Terumae Romae II (2014)
Runtime: 112 min
Genre : Comedy
Movie Release : 26 April 2014 (Japan)
Director: Hideki Takeuchi
Writers: Mari Yamazaki (manga), Hiroshi Hashimoto (screenplay)
Stars: Hiroshi Abe, Ivan Kostadinov, Kazuki Kitamura
In ancient Rome, bathhouse architect Lucius (Hiroshi Abe) becomes famous with designing the original “thermae” (bathhouse). He receives an order to build a thermae in the colosseum to help gladiators recover from their wounds, but faces difficulties. Thus, Lucius travels again to modern day Japan through the time slip. He meets Manami (Aya Ueto) again, who is now a reporter for a magazine which covers bathroom. With the help of the flat face Japanese tribe, Lucius again designs a new thermae.

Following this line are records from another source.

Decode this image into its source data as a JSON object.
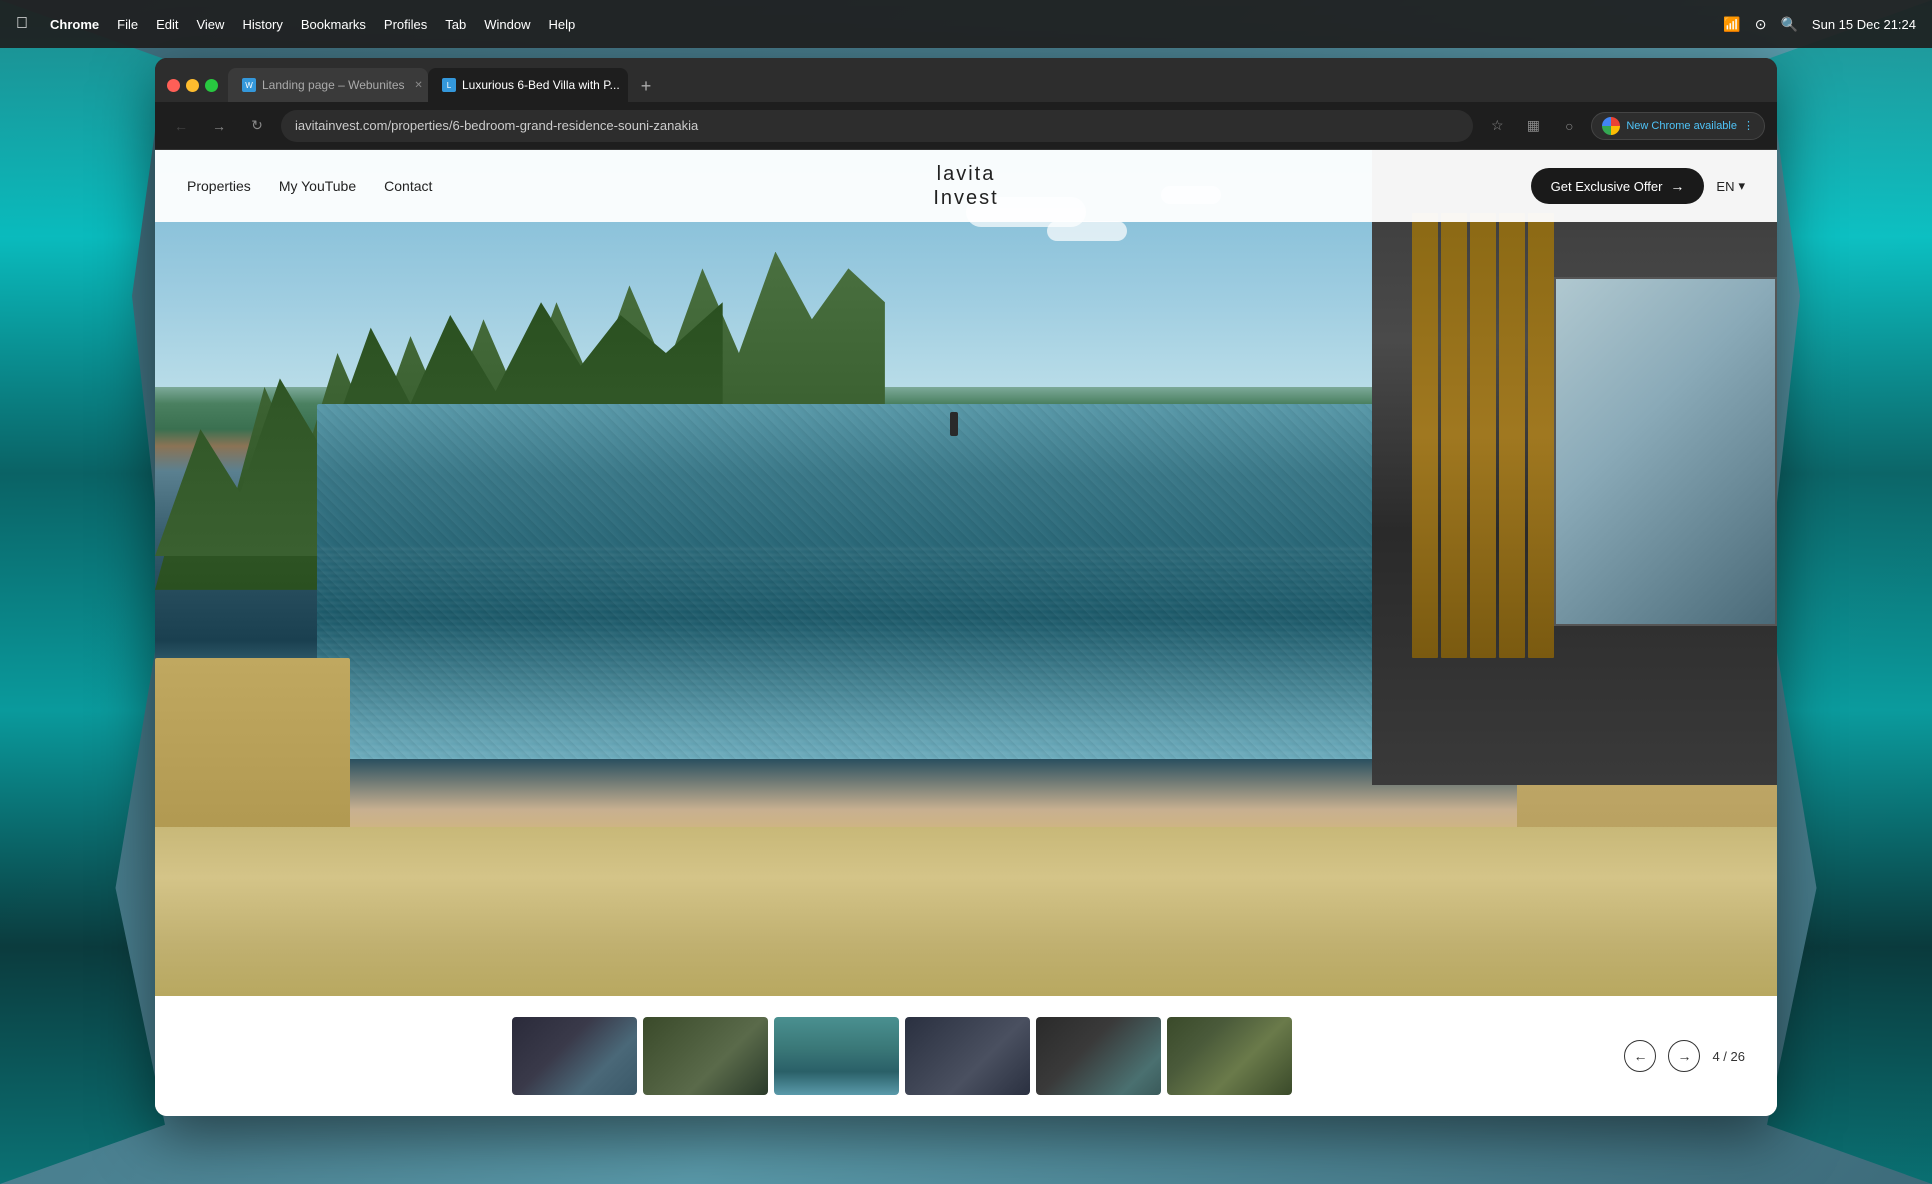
{
  "desktop": {
    "background_color": "#4a7a8a"
  },
  "menubar": {
    "apple_label": "",
    "app_name": "Chrome",
    "menus": [
      "File",
      "Edit",
      "View",
      "History",
      "Bookmarks",
      "Profiles",
      "Tab",
      "Window",
      "Help"
    ],
    "time": "Sun 15 Dec  21:24"
  },
  "browser": {
    "tabs": [
      {
        "label": "Landing page – Webunites",
        "active": false,
        "favicon": "W"
      },
      {
        "label": "Luxurious 6-Bed Villa with P...",
        "active": true,
        "favicon": "L"
      }
    ],
    "address": "iavitainvest.com/properties/6-bedroom-grand-residence-souni-zanakia",
    "chrome_update_label": "New Chrome available"
  },
  "website": {
    "nav": {
      "links": [
        "Properties",
        "My YouTube",
        "Contact"
      ],
      "logo_line1": "lavita",
      "logo_line2": "Invest",
      "cta_button": "Get Exclusive Offer",
      "cta_arrow": "→",
      "language": "EN",
      "language_arrow": "▾"
    },
    "gallery": {
      "current": 4,
      "total": 26,
      "nav_prev": "←",
      "nav_next": "→",
      "counter_label": "4 / 26"
    }
  }
}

One of my favourite films from Montreal’s Fantasia Festival in 2013 was “Thermae Romae,” a goofy Japanese film set in ancient Rome and featuring bath builder Lucius (Hiroshi Abe) who finds himself in modern-day Japan from time to time, where he discovers new public bath designs and a young girl Mami (Aya Ueto) who wants to draw manga and is very drawn to him. So when I saw there was a “Thermae Romae II” showing up at Fantasia in 2014, starring the same actors in the same roles, well, I had to see it of course! And it was just as goofy as the first one. Once again, Lucius is called upon to create new public baths, at the behest of Emperor Hadrianus (Masachika Ichimura), but this time he’s asked to do so in the belief that public baths will make Rome a peaceful country that no longer is fighting multiple wars in distant lands. But the Senate wants the wars to continue – after all, they profit mightily from them – and so they conspire to have Lucius killed by ex-soldiers turned bandits. But they reckoned without the single-mindedness of our hero, and his peculiar ability to suddenly be transported to modern-day Japan, with all the advantages that brings to him (not to mention Mami)….
This is definitely a sequel, but one that doesn’t require the audience to have seen the first film (in fact, I heard several people in line stating that they hadn’t seen the first one, but the premise was such that they couldn’t miss seeing the second). There are a few moments shown from the first film, mostly Mami having flashbacks of those events, but they weren’t needed to enjoy the second one on its own merits. There’s a lot of humour and a bit of pathos, and some romance too. And I had forgotten that Lucius’ travels into the future were accompanied by an apparently necessary baritone opera singer, on some hill somewhere, singing “Pagliacci” – the final touch to make this just that much more absurd, and enjoyable! A fitting end to Fantasia for us this year indeed!